I never said that I don't think women are inherently less violent. I said I don't believe that women are inherently non-violent. That's not the same thing. However, I also disagree that it would have been difficult to socially enslave us if we weren't less violent. Pregnancy is a very vulnerable time, and being less violent doesn't necessarily protect us from pregnancy. Look at how many women have found themselves in relationships that turn physically abusive, once she's already physically limited by pregnancy. While that vulnerabilty may or may not be why the man takes the step of turning physical, it definitely affects the woman's ability to protect herself. Besides all that, even being less violent doesn't mean a person can't or won't fight to protect themselves, so even a "less violent" woman could fight back if she felt she was enslaved.
Again, it is not non-violence at ALL, it is non-violence with our own flesh and blood that I am talking about. I apologize for not being clear earlier, as I said, I was posting more quickly than I usually like to. The instinct to smack down our children and keep them at our heels...does that ring true for you? Do you have that? Is that a core part of who you are when your infant daughter reaches for the stove, or your toddler says no for the first time, or when your five year old refuses to pick up his room? I don't think it is. To be clear, that is what I mean by non-violent, I mean with our own flesh and blood. I also do not think that men are naturally more violent. I am sorry as clearly that came out wrong before. I do NOT think men are naturally violent with their children, I was saying in matriarchal societies this instinct for violence and opression are not a part of their society (they have men and women as you may have guessed it is merely labelled matriarchal because of the trickle down of power and where that comes from).

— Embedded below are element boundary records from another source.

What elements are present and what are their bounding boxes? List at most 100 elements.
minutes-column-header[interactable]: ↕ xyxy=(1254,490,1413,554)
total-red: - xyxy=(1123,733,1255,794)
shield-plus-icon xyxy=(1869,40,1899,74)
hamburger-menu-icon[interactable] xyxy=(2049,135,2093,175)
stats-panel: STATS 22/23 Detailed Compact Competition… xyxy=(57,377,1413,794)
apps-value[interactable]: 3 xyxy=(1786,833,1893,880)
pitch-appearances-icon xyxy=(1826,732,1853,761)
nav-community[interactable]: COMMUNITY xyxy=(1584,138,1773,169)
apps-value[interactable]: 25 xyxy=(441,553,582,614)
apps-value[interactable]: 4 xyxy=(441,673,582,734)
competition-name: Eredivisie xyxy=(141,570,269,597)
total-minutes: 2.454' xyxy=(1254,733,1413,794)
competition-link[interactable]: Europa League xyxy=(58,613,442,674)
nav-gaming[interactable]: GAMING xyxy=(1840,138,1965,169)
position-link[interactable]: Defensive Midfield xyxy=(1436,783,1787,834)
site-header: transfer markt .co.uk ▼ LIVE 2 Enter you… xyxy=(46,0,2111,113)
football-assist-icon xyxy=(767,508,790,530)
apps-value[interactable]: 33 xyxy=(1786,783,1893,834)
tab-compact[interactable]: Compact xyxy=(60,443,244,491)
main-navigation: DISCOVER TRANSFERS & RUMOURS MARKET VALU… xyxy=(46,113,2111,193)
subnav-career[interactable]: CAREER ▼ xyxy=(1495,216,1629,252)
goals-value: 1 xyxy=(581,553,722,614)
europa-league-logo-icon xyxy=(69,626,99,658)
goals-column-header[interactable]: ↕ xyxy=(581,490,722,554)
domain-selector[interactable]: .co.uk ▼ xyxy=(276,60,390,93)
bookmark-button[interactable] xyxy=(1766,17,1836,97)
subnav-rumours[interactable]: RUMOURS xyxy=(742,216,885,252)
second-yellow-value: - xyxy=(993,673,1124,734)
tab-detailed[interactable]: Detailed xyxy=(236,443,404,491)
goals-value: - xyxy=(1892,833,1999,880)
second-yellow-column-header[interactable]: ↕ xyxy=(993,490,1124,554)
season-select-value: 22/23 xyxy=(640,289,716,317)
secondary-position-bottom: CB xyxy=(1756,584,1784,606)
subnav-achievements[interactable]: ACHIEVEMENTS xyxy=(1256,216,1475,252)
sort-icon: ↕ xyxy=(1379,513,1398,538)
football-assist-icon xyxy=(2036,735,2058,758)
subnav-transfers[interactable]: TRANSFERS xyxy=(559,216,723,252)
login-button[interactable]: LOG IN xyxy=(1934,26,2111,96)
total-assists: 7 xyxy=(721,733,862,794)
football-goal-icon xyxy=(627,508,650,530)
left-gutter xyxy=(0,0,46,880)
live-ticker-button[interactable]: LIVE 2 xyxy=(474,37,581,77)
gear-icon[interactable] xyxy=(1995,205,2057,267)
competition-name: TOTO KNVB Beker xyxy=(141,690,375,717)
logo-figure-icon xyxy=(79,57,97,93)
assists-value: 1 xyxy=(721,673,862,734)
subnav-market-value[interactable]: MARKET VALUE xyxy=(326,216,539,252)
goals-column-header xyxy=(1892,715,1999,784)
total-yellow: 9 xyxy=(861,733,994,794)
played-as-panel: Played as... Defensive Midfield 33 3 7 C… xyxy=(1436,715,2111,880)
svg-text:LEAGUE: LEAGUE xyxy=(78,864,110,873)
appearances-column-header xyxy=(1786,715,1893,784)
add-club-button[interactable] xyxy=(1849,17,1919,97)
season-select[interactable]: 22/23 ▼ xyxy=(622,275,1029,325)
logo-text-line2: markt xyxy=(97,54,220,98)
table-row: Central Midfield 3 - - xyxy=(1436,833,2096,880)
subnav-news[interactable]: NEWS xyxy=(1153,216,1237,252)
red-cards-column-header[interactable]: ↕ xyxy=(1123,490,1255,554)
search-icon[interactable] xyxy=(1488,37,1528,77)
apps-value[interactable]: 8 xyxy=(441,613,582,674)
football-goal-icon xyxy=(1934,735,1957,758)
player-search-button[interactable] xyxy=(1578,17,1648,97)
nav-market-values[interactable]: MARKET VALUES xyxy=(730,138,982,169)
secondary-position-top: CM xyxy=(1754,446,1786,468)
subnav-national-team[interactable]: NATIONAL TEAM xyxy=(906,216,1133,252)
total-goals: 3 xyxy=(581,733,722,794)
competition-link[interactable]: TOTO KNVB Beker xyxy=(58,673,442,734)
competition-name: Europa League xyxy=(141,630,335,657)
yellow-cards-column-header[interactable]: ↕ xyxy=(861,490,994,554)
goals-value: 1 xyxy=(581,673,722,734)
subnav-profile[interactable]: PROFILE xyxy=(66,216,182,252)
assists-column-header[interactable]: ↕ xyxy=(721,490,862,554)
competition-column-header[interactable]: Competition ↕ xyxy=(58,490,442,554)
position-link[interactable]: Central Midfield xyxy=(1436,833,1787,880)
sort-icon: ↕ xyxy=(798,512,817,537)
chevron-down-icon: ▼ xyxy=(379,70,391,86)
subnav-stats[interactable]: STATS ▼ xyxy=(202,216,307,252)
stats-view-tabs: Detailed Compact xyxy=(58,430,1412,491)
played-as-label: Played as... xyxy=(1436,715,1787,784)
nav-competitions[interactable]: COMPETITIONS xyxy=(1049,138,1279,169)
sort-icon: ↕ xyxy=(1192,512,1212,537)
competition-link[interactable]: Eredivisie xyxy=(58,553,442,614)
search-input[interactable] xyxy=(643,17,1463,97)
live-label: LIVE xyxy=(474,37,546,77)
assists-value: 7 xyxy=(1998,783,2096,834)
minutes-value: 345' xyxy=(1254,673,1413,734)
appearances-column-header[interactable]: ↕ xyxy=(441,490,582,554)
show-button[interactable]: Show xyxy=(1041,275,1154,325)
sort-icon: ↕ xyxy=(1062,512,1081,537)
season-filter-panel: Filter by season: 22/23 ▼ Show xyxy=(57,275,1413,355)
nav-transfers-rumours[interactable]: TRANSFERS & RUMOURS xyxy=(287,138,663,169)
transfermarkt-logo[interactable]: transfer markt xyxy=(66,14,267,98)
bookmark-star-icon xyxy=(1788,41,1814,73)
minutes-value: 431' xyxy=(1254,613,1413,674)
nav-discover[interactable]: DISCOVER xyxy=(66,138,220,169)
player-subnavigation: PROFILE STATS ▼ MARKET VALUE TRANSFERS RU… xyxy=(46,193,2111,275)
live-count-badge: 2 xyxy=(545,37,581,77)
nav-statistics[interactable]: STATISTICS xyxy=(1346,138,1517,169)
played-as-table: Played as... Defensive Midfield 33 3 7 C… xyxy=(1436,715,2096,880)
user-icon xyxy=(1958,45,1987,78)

I think that men in our culture are socialized to be more violent towards their children in general because they should not risk being usurped as the head. In homes where heirarchy is not valued, you almost never see this instinct for violence. I am saying we are violent in large part because living in a patriarchal society you HAVE to be to survive. I say change the system, rather than beat down the natural instincts for love and peace, like my mother who cried as she spanked us and still cries to think of it, or my father who would scream his head off and then take us for ice cream because he felt so badly for making us cry. There are better ways to build communities. We don't have to go along with the status quo. We can teach our children to be exceptional and to question the systems that make up our world.
Hierarchy wasn't valued in our house, but we were still spanked. This is part of what I mean. I see a lot of assertions about what's going on in homes and our culture with respect to spanking, but they just don't match up with what I've seen and experienced, yk?
But we have to start with ourselves. KWIM?
I definitely agree with that much. We have to start everything we do with ourselves.